Three exchange-traded funds delivering dividend yields between 12% and 14% are attracting retirees seeking reliable income, with exposure to energy and defense sectors. These ETFs combine sector-specific exposure with consistent payout histories.

  • Three ETFs offer dividend yields between 12% and 14%.
  • Energy and defense sectors are primary focus areas.
  • One energy ETF has a 13.1% yield with long-term contract stability.
  • Defense ETF includes major contractors like Lockheed Martin and Northrop Grumman.
  • High yields exceed S&P 500 average by over seven times.
  • Dividend history spans up to 15 years with no interruptions.

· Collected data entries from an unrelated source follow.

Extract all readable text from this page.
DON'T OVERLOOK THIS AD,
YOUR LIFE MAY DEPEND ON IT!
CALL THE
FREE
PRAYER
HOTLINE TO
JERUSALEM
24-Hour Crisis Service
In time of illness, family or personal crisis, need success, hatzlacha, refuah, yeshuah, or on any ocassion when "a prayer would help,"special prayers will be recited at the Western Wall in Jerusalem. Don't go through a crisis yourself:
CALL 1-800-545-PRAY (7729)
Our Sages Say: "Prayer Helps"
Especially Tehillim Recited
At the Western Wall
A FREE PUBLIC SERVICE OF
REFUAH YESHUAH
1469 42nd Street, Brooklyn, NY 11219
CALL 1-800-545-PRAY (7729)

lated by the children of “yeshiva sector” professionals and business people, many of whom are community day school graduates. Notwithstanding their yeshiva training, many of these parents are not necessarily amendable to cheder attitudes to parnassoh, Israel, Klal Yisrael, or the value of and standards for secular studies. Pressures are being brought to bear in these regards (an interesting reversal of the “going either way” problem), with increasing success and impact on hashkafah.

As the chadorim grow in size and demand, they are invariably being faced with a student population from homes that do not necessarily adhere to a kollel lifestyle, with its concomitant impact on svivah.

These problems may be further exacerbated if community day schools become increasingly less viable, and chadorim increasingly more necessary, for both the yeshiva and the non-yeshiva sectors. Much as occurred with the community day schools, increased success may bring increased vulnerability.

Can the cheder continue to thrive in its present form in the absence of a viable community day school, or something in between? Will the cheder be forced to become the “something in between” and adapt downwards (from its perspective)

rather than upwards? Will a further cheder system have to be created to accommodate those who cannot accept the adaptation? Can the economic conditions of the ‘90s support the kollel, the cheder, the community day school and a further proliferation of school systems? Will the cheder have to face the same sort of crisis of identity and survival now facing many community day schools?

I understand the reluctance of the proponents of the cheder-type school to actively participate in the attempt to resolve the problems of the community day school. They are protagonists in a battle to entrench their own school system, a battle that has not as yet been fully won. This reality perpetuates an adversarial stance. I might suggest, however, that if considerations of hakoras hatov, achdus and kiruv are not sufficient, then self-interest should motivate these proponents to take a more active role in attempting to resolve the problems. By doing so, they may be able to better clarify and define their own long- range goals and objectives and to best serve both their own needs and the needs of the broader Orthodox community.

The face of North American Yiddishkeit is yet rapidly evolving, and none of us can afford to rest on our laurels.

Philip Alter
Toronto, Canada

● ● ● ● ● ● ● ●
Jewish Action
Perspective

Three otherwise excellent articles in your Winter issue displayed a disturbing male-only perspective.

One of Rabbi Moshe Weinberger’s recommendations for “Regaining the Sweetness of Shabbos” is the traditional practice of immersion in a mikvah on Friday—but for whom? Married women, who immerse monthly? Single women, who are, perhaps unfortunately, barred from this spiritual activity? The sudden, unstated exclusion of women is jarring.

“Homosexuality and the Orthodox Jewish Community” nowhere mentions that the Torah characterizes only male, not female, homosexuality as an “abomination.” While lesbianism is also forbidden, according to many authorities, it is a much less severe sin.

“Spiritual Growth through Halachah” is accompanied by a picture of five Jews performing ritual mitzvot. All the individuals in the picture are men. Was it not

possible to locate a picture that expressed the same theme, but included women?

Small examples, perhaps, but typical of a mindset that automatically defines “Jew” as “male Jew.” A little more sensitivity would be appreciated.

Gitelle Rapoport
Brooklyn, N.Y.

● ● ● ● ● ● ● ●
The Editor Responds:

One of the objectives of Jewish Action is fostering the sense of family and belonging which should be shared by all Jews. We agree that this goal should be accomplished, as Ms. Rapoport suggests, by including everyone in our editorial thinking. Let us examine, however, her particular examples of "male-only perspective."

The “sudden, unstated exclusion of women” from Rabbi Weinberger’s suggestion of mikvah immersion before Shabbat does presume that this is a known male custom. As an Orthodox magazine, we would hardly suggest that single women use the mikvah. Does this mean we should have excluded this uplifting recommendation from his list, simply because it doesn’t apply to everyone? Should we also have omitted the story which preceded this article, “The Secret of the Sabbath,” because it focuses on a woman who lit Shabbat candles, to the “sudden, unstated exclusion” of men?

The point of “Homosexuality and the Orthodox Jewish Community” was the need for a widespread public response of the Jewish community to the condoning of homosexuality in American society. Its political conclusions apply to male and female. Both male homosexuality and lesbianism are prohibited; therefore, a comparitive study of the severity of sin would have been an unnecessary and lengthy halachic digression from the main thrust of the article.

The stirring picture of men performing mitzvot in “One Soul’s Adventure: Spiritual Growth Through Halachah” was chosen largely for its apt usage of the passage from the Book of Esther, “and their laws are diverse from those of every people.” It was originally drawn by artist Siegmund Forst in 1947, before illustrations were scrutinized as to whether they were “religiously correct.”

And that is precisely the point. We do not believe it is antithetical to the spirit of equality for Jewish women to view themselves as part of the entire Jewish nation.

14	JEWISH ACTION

Investors nearing or in retirement are turning to high-dividend ETFs offering yields in the 12% to 14% range as a strategy to combat inflation and sustain living expenses. Among the most prominent options are funds focused on energy infrastructure and defense-related equities, sectors known for stable cash flows and resilient earnings. One ETF tracks a basket of midstream energy companies with a 13.1% yield, while another, focused on defense contractors, offers a 12.7% return. A third fund combines both sectors, delivering a 13.8% yield with a 15-year history of uninterrupted dividend payments. These ETFs are designed to balance yield with underlying asset quality. The energy-focused fund holds companies with long-term contracts and strong balance sheets, including firms involved in natural gas pipelines and crude oil logistics. The defense ETF holds large-cap U.S. defense manufacturers such as Lockheed Martin and Northrop Grumman, which benefit from sustained government spending and geopolitical tensions. Historical data shows these funds have maintained dividend payouts even during periods of rising interest rates and market volatility. Yields ranging from 12% to 14% significantly exceed the average S&P 500 dividend yield of 1.6% and outpace the 3.4% average of broad market ETFs. For a retiree with a $500,000 portfolio, such yields could generate $60,000 to $70,000 annually in passive income. However, investors should consider that high yields may reflect underlying risks, such as sector concentration or elevated payout ratios. Market impact is limited to investor allocation shifts within income-focused portfolios. These ETFs are primarily used by individuals seeking income stability rather than capital growth. Their performance is closely monitored by financial advisors and retirement planners, particularly in the 50–70 age demographic. Volatility indicators like ^VIX have shown no material spikes tied to these ETFs, suggesting low systemic risk at this time.